A convolutional neural network (CNN) is also trained to map GCM simulations to their dynamically downscaled CCLM counterparts. The CNN successfully emulates the GCM-CCLM chain across large areas of CA but demonstrates reduced skill when applied to other GCM-CCLM chains. This downscaling approach and CNN architecture provide an alternative to traditional methods and could be a valuable tool for the scientific community involved in downscaling CMIP6 models (Harder et al., 2023).
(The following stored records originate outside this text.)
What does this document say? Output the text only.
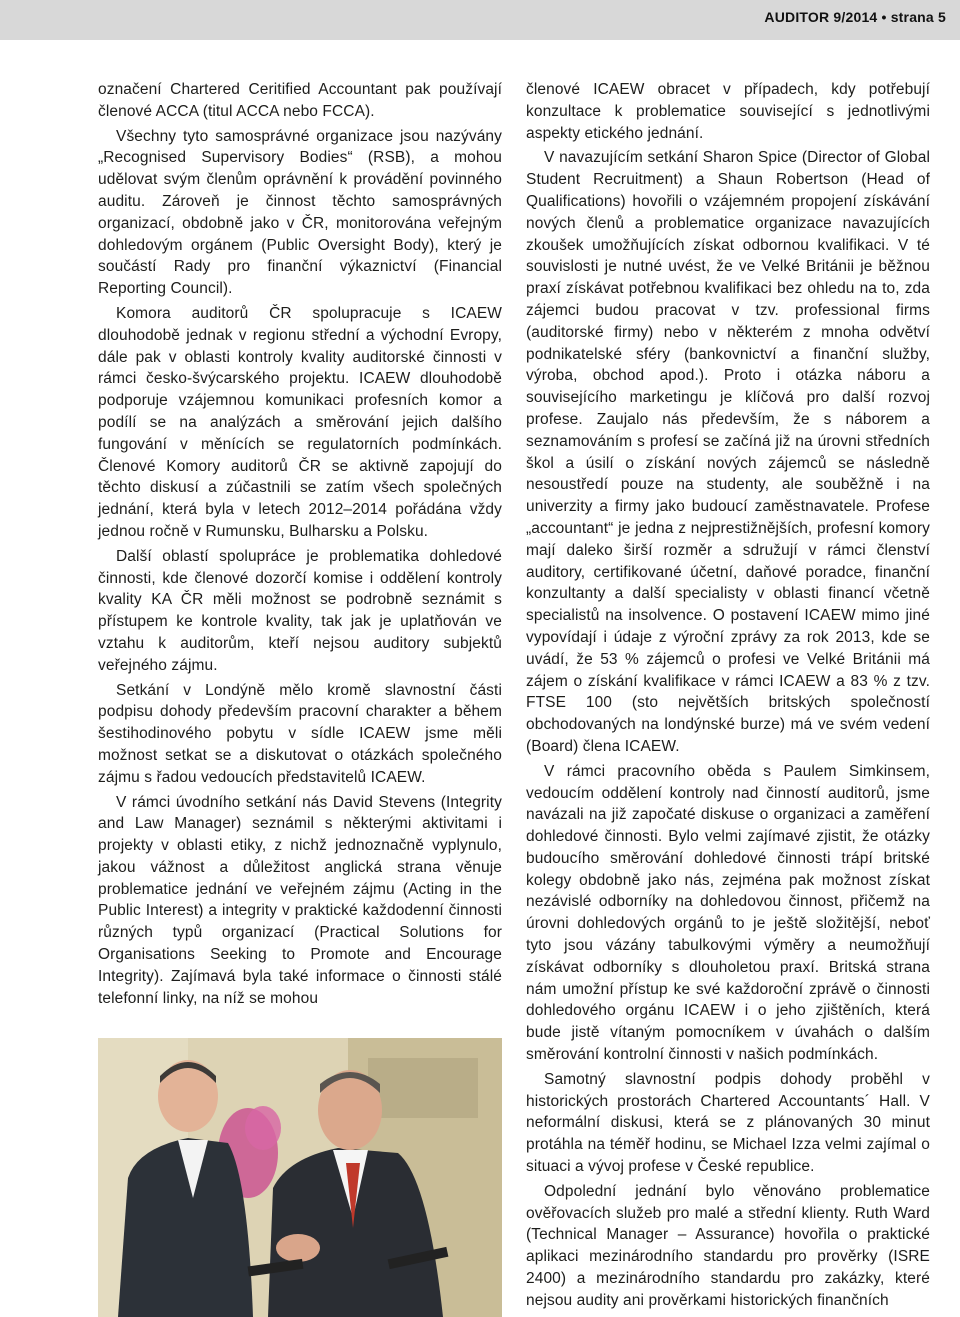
AUDITOR 9/2014 • strana 5

označení Chartered Ceritified Accountant pak používají členové ACCA (titul ACCA nebo FCCA).

Všechny tyto samosprávné organizace jsou nazývány „Recognised Supervisory Bodies“ (RSB), a mohou udělovat svým členům oprávnění k provádění povinného auditu. Zároveň je činnost těchto samosprávných organizací, obdobně jako v ČR, monitorována veřejným dohledovým orgánem (Public Oversight Body), který je součástí Rady pro finanční výkaznictví (Financial Reporting Council).

Komora auditorů ČR spolupracuje s ICAEW dlouhodobě jednak v regionu střední a východní Evropy, dále pak v oblasti kontroly kvality auditorské činnosti v rámci česko-švýcarského projektu. ICAEW dlouhodobě podporuje vzájemnou komunikaci profesních komor a podílí se na analýzách a směrování jejich dalšího fungování v měnících se regulatorních podmínkách. Členové Komory auditorů ČR se aktivně zapojují do těchto diskusí a zúčastnili se zatím všech společných jednání, která byla v letech 2012–2014 pořádána vždy jednou ročně v Rumunsku, Bulharsku a Polsku.

Další oblastí spolupráce je problematika dohledové činnosti, kde členové dozorčí komise i oddělení kontroly kvality KA ČR měli možnost se podrobně seznámit s přístupem ke kontrole kvality, tak jak je uplatňován ve vztahu k auditorům, kteří nejsou auditory subjektů veřejného zájmu.

Setkání v Londýně mělo kromě slavnostní části podpisu dohody především pracovní charakter a během šestihodinového pobytu v sídle ICAEW jsme měli možnost setkat se a diskutovat o otázkách společného zájmu s řadou vedoucích představitelů ICAEW.

V rámci úvodního setkání nás David Stevens (Integrity and Law Manager) seznámil s některými aktivitami i projekty v oblasti etiky, z nichž jednoznačně vyplynulo, jakou vážnost a důležitost anglická strana věnuje problematice jednání ve veřejném zájmu (Acting in the Public Interest) a integrity v praktické každodenní činnosti různých typů organizací (Practical Solutions for Organisations Seeking to Promote and Encourage Integrity). Zajímavá byla také informace o činnosti stálé telefonní linky, na níž se mohou

členové ICAEW obracet v případech, kdy potřebují konzultace k problematice související s jednotlivými aspekty etického jednání.

V navazujícím setkání Sharon Spice (Director of Global Student Recruitment) a Shaun Robertson (Head of Qualifications) hovořili o vzájemném propojení získávání nových členů a problematice organizace navazujících zkoušek umožňujících získat odbornou kvalifikaci. V té souvislosti je nutné uvést, že ve Velké Británii je běžnou praxí získávat potřebnou kvalifikaci bez ohledu na to, zda zájemci budou pracovat v tzv. professional firms (auditorské firmy) nebo v některém z mnoha odvětví podnikatelské sféry (bankovnictví a finanční služby, výroba, obchod apod.). Proto i otázka náboru a souvisejícího marketingu je klíčová pro další rozvoj profese. Zaujalo nás především, že s náborem a seznamováním s profesí se začíná již na úrovni středních škol a úsilí o získání nových zájemců se následně nesoustředí pouze na studenty, ale souběžně i na univerzity a firmy jako budoucí zaměstnavatele. Profese „accountant“ je jedna z nejprestižnějších, profesní komory mají daleko širší rozměr a sdružují v rámci členství auditory, certifikované účetní, daňové poradce, finanční konzultanty a další specialisty v oblasti financí včetně specialistů na insolvence. O postavení ICAEW mimo jiné vypovídají i údaje z výroční zprávy za rok 2013, kde se uvádí, že 53 % zájemců o profesi ve Velké Británii má zájem o získání kvalifikace v rámci ICAEW a 83 % z tzv. FTSE 100 (sto největších britských společností obchodovaných na londýnské burze) má ve svém vedení (Board) člena ICAEW.

V rámci pracovního oběda s Paulem Simkinsem, vedoucím oddělení kontroly nad činností auditorů, jsme navázali na již započaté diskuse o organizaci a zaměření dohledové činnosti. Bylo velmi zajímavé zjistit, že otázky budoucího směrování dohledové činnosti trápí britské kolegy obdobně jako nás, zejména pak možnost získat nezávislé odborníky na dohledovou činnost, přičemž na úrovni dohledových orgánů to je ještě složitější, neboť tyto jsou vázány tabulkovými výměry a neumožňují získávat odborníky s dlouholetou praxí. Britská strana nám umožní přístup ke své každoroční zprávě o činnosti dohledového orgánu ICAEW i o jeho zjištěních, která bude jistě vítaným pomocníkem v úvahách o dalším směrování kontrolní činnosti v našich podmínkách.

Samotný slavnostní podpis dohody proběhl v historických prostorách Chartered Accountants´ Hall. V neformální diskusi, která se z plánovaných 30 minut protáhla na téměř hodinu, se Michael Izza velmi zajímal o situaci a vývoj profese v České republice.

Odpolední jednání bylo věnováno problematice ověřovacích služeb pro malé a střední klienty. Ruth Ward (Technical Manager – Assurance) hovořila o praktické aplikaci mezinárodního standardu pro prověrky (ISRE 2400) a mezinárodního standardu pro zakázky, které nejsou audity ani prověrkami historických finančních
In future work, we aim to extend this approach by training a neural network model to map the available GCM-RCM model chains for CORDEX-EU and applying the trained model to decadal prediction ICON simulations. This will enable the production of CORDEX-EU-like regional ICON simulations, bridging the gap between global and regional climate information on decadal timescales. By integrating decadal predictions into the framework, we aim to enhance the usability of regionalized climate data for short-term climate planning and decision-making.

References:

• Fallah, B., Russo, E., Menz, C., Hoffmann, P., Didovets, I., and Hattermann, F. F.: Anthropogenic influence on extreme temperature and precipitation in Central Asia, Sci. Rep., 13, 6854, https://doi.org/10.1038/s41598-023-33921-6, 2023.
• Fallah, B., Menz, C., Russo, E., Harder, P., Hoffmann, P., Didovets, I., and Hattermann, F. F.: Climate Model Downscaling in Central Asia: A Dynamical and a Neural Network Approach, Geosci. Model Dev. Discuss. [preprint], https://doi.org/10.5194/gmd-2023-227, accepted, 2025.
• Harder, P., Hernandez-Garcia, A., Ramesh, V., Yang, Q., Sattegeri, P., Szwarcman, D., Watson, C., and Rolnick, D.: Hard-Constrained Deep Learning for Climate Downscaling, J. Mach. Learn. Res., 24, 1–40, 2023.